Don’t just stop taking the medicine after you finish what you have left, or split pills to make them stretch further.
You can also visit websites that can connect you with financial aid to pay for your prescriptions, such as the Medication Assistance Tool offered by the pharmaceutical industry, and nonprofit programs such as Rx Assist, Needy Meds and RxHope.
5. If you have medical bills or upcoming services and you can’t pay, communicate!
Losing a job or income means having to stretch every dollar further. If you can no longer keep up with the payments on past bills, now is the time to communicate openly and honestly with your health care provider’s financial office.
If you have a scheduled appointment, scan, procedure or operation coming up, talk with the doctor’s office as far in advance as possible, to describe your situation and understand what options you have.
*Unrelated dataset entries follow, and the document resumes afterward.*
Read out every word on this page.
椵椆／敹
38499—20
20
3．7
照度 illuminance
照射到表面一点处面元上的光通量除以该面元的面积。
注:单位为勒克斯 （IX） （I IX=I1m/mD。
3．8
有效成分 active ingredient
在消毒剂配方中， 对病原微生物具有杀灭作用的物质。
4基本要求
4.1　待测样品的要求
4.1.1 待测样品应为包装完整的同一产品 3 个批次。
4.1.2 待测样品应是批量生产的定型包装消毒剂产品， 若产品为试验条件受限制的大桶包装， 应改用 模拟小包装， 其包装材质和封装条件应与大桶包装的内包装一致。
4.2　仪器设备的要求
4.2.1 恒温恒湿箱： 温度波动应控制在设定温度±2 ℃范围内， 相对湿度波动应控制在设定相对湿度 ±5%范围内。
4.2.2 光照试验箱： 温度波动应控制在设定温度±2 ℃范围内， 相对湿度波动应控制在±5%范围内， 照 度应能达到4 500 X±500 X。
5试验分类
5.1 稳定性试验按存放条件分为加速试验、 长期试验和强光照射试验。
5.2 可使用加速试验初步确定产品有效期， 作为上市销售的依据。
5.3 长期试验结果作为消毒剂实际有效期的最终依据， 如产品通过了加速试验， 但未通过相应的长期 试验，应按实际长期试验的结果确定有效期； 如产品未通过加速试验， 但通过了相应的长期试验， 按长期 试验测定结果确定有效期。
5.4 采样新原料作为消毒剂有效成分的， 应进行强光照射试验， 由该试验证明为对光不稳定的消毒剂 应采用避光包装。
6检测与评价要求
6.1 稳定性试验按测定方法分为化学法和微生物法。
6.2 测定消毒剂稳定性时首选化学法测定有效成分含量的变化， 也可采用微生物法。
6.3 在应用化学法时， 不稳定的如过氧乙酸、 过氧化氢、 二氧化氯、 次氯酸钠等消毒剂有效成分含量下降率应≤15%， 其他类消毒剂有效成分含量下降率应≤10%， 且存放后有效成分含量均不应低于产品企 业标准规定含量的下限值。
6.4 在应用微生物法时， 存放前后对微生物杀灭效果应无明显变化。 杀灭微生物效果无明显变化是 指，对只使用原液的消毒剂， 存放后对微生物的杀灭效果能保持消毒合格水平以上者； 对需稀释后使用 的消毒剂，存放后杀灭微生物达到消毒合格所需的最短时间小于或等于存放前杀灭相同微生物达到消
Many hospitals and clinics offer discounts, low-interest payment plans and other programs for people who have outstanding bills for past care, or who need to pay directly for the care they receive. These may be based on income, so you may qualify now even if you didn’t in the past. For instance, the Michigan Medicine team helps patients apply for the MSupport program, which is based on the medical center’s Financial Assistance Policy.
When you contact the financial office at your provider’s clinic or hospital, let them know your circumstances and ask for help in understanding what is available to you.
6. Don’t forget that food, housing and transportation are important to your health, and get help for them too.
What does having a reliable car, or enough food in the pantry, or a regular place to sleep, have to do with your health?
A lot, it turns out.
In fact, experts have a term for this: Social determinants of health.
That’s just a short way of saying “the things in your life that can indirectly affect your health” whether it’s being able to get to a doctor’s appointment on time, eating a low-salt or low-fat diet to keep your blood pressure or cholesterol in check, or just keeping your stress level as low as possible.
If you’re having trouble in these parts of your life, it can spill over to your health. Don’t hesitate to seek help by calling or emailing the 211 assistance line, by using this map to find a local food bank and rent assistance/eviction prevention programs in your area, by signing up for SNAP food benefits (formerly known as “food stamps”), or enrolling your child in the free breakfast and lunch program at school.
This safety net of services was there for others before you – now let it help you.